Hawaii's jails are not only overcrowded, they are falling apart.
That's the frank assessment from the state's prisons director, who says the state agencies that are supposed to fix problems haven't been able to keep up with deteriorating conditions at multiple facilities.
Prison employees are similarly concerned, and some say the situation is putting them at risk.
Documents obtained by Hawaii News Now show that at one jail in particular -- the Maui Community Correctional Center -- the litany of safety complaints and issues have been going on for years.
Nolan Espinda, who heads the state's prison system, says he isn't ignoring the problem (as some have claimed).
He agrees that the serious issues need to be addressed quickly.
"The Maui situation is like any of the situations across the state, with the exception of Halawa, (they) are worn dilapidated and worn out," Espinda said.
Those conditions at MCCC have triggered complaints, union grievances, and even a threatened OSHA fine.
"We have a facility that's falling down," said one corrections officer who works at MCCC.
And the officer means that literally.
For example, in 2015, a roof leak at MCCC spurred a state occupational safety citation. The warden said he needed more time to fix it.
Also that year, a fire alarm panel was reported to be inoperable -- prompting another OSHA case. And, in a separate complaint, employees said they might have been exposed to mold and fungus due to water damage.
The documents obtained by Hawaii News Now show that many of the problems at MCCC have existed since at least, 2014, when MCCC was citedand DPS issued a $2,200 fine by the state Department of Labor and Industrial Relations.
And today, the problems continue.
Photos sent to Hawaii News Now from sources inside the jail appear to show severe mold outbreaks, cracked flooring, electrical wires strung haphazardly across rooms, stockpiled asbestos removal waste, and a fire control system that sources inside the jail say still isn't working.

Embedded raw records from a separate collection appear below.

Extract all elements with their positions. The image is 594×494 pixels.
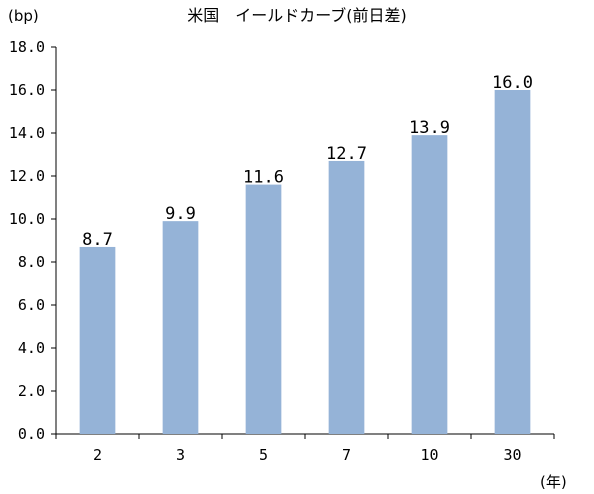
x-tick-label: 10 [420, 446, 438, 464]
data-label: 16.0 [492, 73, 533, 93]
x-tick-label: 3 [176, 446, 185, 464]
data-label: 9.9 [165, 204, 196, 224]
y-tick-label: 0.0 [18, 425, 45, 443]
x-tick-label: 2 [93, 446, 102, 464]
y-axis-unit-label: (bp) [8, 7, 39, 25]
data-labels-group: 8.7 9.9 11.6 12.7 13.9 16.0 [82, 73, 533, 250]
y-tick-label: 2.0 [18, 382, 45, 400]
data-label: 12.7 [326, 144, 367, 164]
x-tick-label: 5 [259, 446, 268, 464]
bars-group [79, 90, 531, 434]
x-tick-label: 30 [503, 446, 521, 464]
y-tick-label: 10.0 [9, 210, 45, 228]
bar [162, 221, 199, 434]
y-tick-label: 8.0 [18, 253, 45, 271]
data-label: 13.9 [409, 118, 450, 138]
data-label: 11.6 [243, 168, 284, 188]
y-tick-label: 4.0 [18, 339, 45, 357]
y-tick-label: 16.0 [9, 81, 45, 99]
bar [494, 90, 531, 434]
chart-title: 米国 イールドカーブ(前日差) [187, 6, 407, 25]
y-tick-label: 6.0 [18, 296, 45, 314]
axes-group: 0.0 2.0 4.0 6.0 8.0 10.0 12.0 14.0 16.0 18.0 2 3 5 7 1… [9, 38, 555, 464]
x-tick-label: 7 [342, 446, 351, 464]
bar [328, 160, 365, 434]
y-tick-label: 18.0 [9, 38, 45, 56]
data-label: 8.7 [82, 230, 113, 250]
y-tick-label: 14.0 [9, 124, 45, 142]
bar [79, 246, 116, 434]
bar [245, 184, 282, 434]
y-tick-label: 12.0 [9, 167, 45, 185]
bar [411, 135, 448, 434]
x-axis-unit-label: (年) [540, 473, 567, 491]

"We don't have a fire control system. The main system in fire control system in central control has been broke for about three years," the corrections officer said.
Espinda says he's aware of the issues, but has had to deal with a lengthy procurement process to get them fixed.
"Simple projects that on the outside can take possibly two years can take the state up to five to seven," Espinda said.
"So much of what we do is predicated or prefaced by process put in place to avoid scandal, to avoid corruption, and these steps take a long time. We really believe and truly believe we're making every reasonable effort possible to resolve all of these problems."
As for legislative relief to fix these problems, that also appears to be a long way away with bigger facilities needing even more work.
Oahu Community Correctional Center "is the top priority," said state Sen. Will Espero, "and tprobably nothing will happen with MCCC until we figure out what we're going to do with OCCC."